Famous Last Words: Make an Offer, Not a Threat
One of the great circulation letters of all time was the late Ed McLean's 15-year control for Newsweek. The lede:
If the list upon which I found your name is any indication, this is not the first—nor will it be the last—subscription letter you receive.
Quite frankly, your education and income set you apart from the general population and make you a highly-rated prospect for everything from magazines to mutual funds.
Here was the first warning shot to consumers about "Big Data," and the marketing spooks who know all about you.
McLean's genius was his use of flattery. He told readers they were special and because they were an elite group, they were entitled to great special offers.

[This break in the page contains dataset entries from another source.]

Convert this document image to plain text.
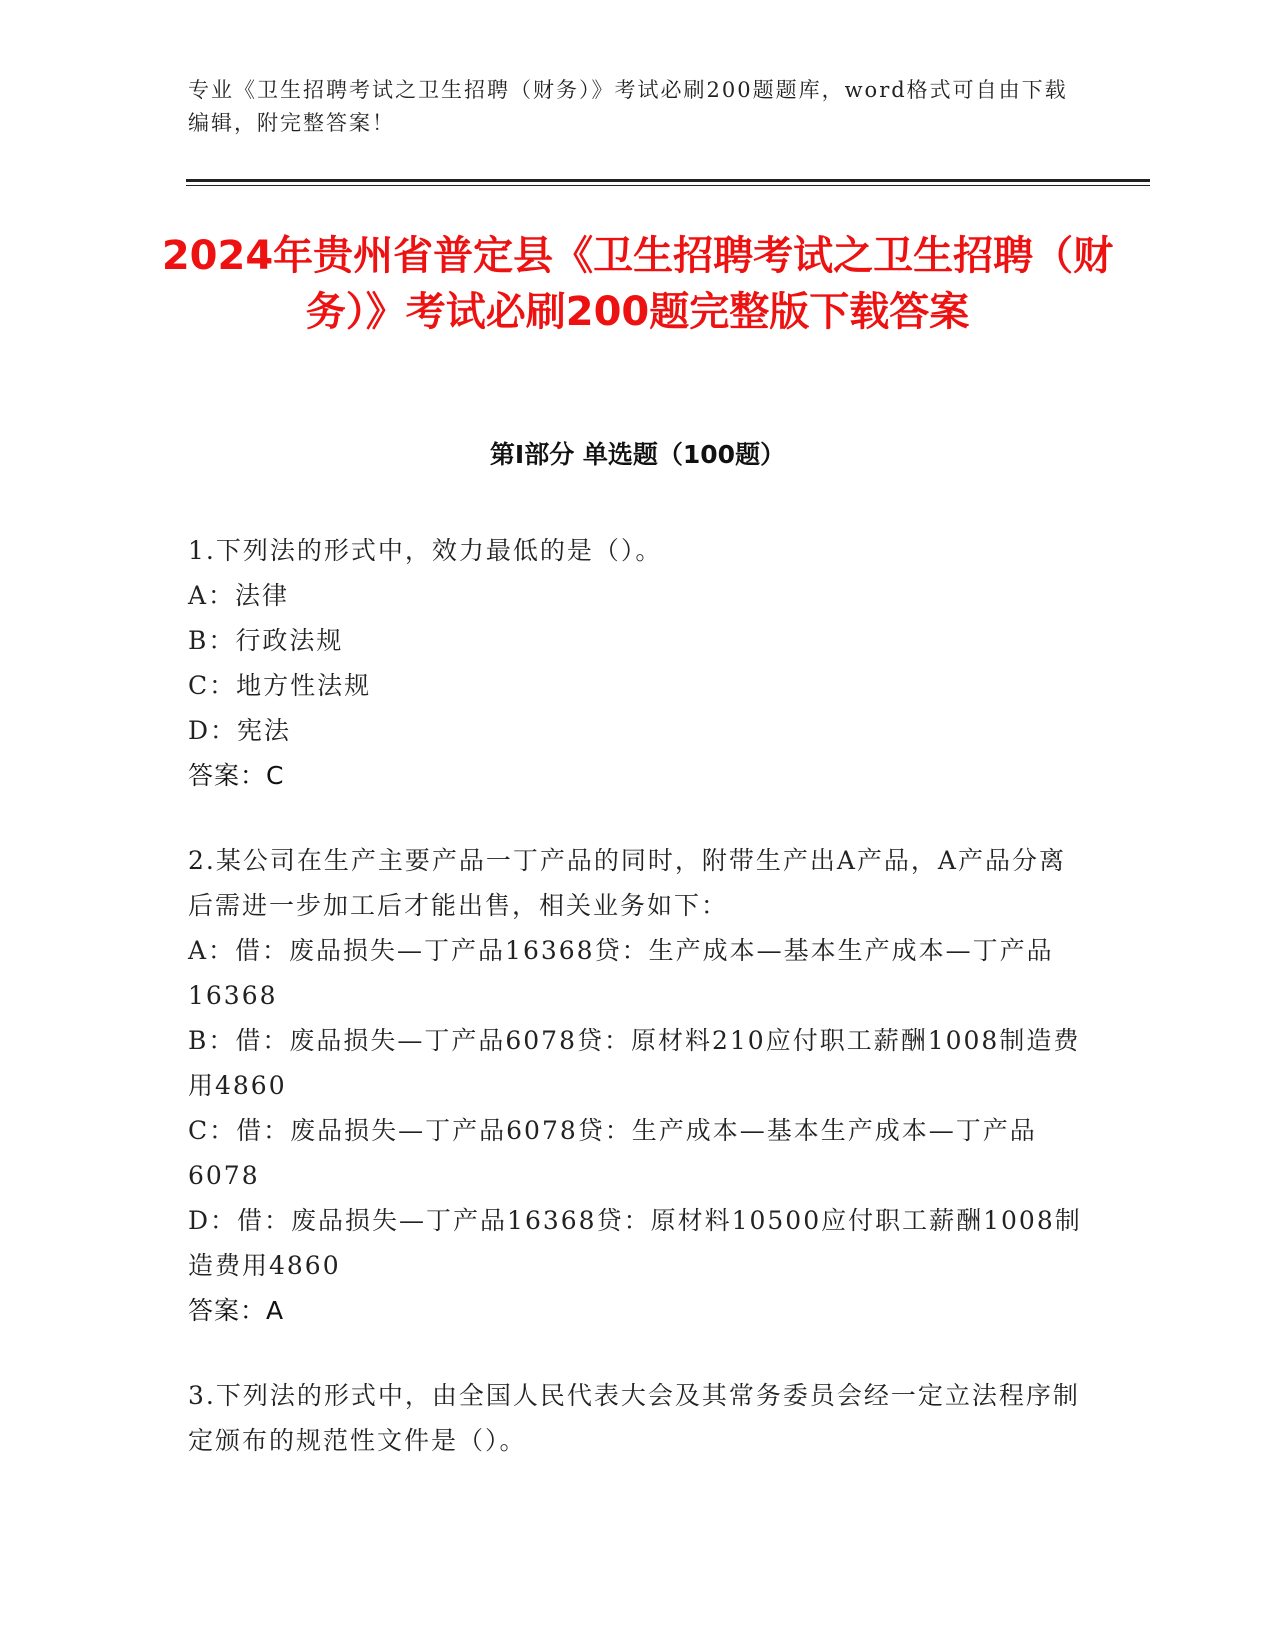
专业《卫生招聘考试之卫生招聘（财务）》考试必刷200题题库，word格式可自由下载编辑，附完整答案！
2024年贵州省普定县《卫生招聘考试之卫生招聘（财务）》考试必刷200题完整版下载答案
第I部分 单选题（100题）
1.下列法的形式中，效力最低的是（）。
A：法律
B：行政法规
C：地方性法规
D：宪法
答案：C
2.某公司在生产主要产品一丁产品的同时，附带生产出A产品，A产品分离后需进一步加工后才能出售，相关业务如下：
A：借：废品损失—丁产品16368贷：生产成本—基本生产成本—丁产品16368
B：借：废品损失—丁产品6078贷：原材料210应付职工薪酬1008制造费用4860
C：借：废品损失—丁产品6078贷：生产成本—基本生产成本—丁产品6078
D：借：废品损失—丁产品16368贷：原材料10500应付职工薪酬1008制造费用4860
答案：A
3.下列法的形式中，由全国人民代表大会及其常务委员会经一定立法程序制定颁布的规范性文件是（）。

By 2007, the only sound coming out of Newsweek was a death rattle. A half-million subscribers were cut from the rate base; in 2008, more than 100 staffers were axed; and, in 2012, editor Tina Brown folded the print edition and announced the future was digital.
Whereupon, Newsweek totally dropped off of my radar screen.
'Newsweek's' Sad-Sack Return
I prowl the Internet every morning for news and ideas. My first stop: the lively Huffington Post—my online wiring diagram to follow the day's top stories.
On June 30, 2014, the Supreme Court was scheduled for a historic ruling on the rights of women to receive contraception insurance. The HuffPost headline: "Hobby Lobby: Liberals Worried."
I clicked on the headline and was immediately taken to a pitch for the digital edition of Newsweek. The Hobby Lobby ruling was the lede story, as you can see at right.
Now look at the red arrow in the image at the right. It points to the following threat: "You have reached the limit of 5 free articles a month."